EXCLUSIVE: San Jose emergency response times under fire

SAN JOSE, Calif.

Officials at San Jose City Hall acknowledge they've been getting complaints from citizens because police are taking longer to respond to non-life threatening calls. In some cases, the calls are taking six to seven minutes longer than the city's goal. And now there's evidence that longer responses may be putting lives on the line.

It was already a busy evening with police officers investigating an officer-involved shooting at the Diridon Caltrain station in downtown San Jose. Then police were notified of an altercation outside a check cashing office where a man was down. A police dispatch log obtained by ABC7 News indicates no patrol units were available to respond. The log indicates the police were called at 8:26 p.m. A fire truck with paramedics arrived eight minutes later. An officer was dispatched 13 minutes later, arriving 17 minutes later.

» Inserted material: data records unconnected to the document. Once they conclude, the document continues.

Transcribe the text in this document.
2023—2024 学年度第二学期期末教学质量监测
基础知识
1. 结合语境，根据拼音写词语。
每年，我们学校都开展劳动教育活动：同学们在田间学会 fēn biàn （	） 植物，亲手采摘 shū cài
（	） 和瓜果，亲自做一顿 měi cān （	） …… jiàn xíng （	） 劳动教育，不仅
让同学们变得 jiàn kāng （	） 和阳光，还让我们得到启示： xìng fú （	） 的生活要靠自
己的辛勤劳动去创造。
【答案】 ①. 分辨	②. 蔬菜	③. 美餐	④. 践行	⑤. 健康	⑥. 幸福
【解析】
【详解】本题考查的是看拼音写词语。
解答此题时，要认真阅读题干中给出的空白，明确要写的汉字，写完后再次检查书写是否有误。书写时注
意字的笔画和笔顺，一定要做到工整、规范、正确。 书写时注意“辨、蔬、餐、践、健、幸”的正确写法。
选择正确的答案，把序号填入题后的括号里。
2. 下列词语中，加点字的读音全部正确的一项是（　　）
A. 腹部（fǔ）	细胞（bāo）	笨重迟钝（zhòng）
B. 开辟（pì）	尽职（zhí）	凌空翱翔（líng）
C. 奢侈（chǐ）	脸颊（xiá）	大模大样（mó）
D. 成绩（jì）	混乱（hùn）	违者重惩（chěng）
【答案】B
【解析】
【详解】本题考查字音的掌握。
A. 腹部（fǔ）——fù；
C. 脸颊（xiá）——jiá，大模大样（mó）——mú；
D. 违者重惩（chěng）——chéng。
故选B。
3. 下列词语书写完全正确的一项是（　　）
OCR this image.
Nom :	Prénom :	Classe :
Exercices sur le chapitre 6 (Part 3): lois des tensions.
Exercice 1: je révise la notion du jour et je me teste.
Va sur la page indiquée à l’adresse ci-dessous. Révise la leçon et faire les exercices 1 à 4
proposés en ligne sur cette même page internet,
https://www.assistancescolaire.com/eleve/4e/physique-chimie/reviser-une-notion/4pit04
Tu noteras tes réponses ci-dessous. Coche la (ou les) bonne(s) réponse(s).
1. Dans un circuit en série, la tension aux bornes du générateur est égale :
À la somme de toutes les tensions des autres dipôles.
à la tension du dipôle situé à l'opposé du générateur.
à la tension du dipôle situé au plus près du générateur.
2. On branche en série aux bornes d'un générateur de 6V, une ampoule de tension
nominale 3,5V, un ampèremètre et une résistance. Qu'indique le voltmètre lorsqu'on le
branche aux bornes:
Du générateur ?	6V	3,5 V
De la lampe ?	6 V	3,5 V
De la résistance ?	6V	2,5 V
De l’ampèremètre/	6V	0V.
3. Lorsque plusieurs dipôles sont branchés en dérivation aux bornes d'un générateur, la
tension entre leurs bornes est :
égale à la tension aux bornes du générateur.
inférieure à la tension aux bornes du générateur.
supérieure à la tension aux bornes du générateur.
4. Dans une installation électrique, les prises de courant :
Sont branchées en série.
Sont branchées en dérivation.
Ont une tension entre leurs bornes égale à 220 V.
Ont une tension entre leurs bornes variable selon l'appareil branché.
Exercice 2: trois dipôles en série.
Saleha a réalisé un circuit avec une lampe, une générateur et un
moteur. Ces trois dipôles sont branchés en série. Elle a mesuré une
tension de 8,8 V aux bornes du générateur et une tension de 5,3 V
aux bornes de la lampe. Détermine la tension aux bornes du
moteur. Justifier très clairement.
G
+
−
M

While it took the police department 17 minutes to respond to the scene with a man on the ground, the fire department got to the scene, but had to wait 10 minutes before they could administer CPR. They had to wait for police officers to arrive and declare the scene secure."

Police officers and firefighters working that day talked to ABC7 News on camera on the condition we conceal their identity. They stressed that delays can take a toll on saving lives.

"The time frames for those survivability's decrease with every single second," said Bill, a San Jose firefighter. "And when it gets into minutes, it just becomes unrecoverable."

"This certainly illustrates a problem we've been seeing on the street for quite some time now, and usually it doesn't end up with such a glaring result, but in this case, it certainly has," said Joe, a San Jose police officer.

City officials acknowledge that 17 to 18 minutes is the typical response time for a priority 2 call, such as this. However, the goal is 11 minutes.

But that doesn't take into account how firefighters must stage a block or two away until a police officer gives the all-clear.

"It's extremely frustrating," said Bill. "We are trained from the day we start training to save lives, to help people. To just sit there with idle hands is excruciating at times."

While the firefighters waited, the victim died. And this may underscore how slower police response can keep trained paramedics from doing their job. Fire department rules bar them from going into a potentially dangerous situation until police declare it safe.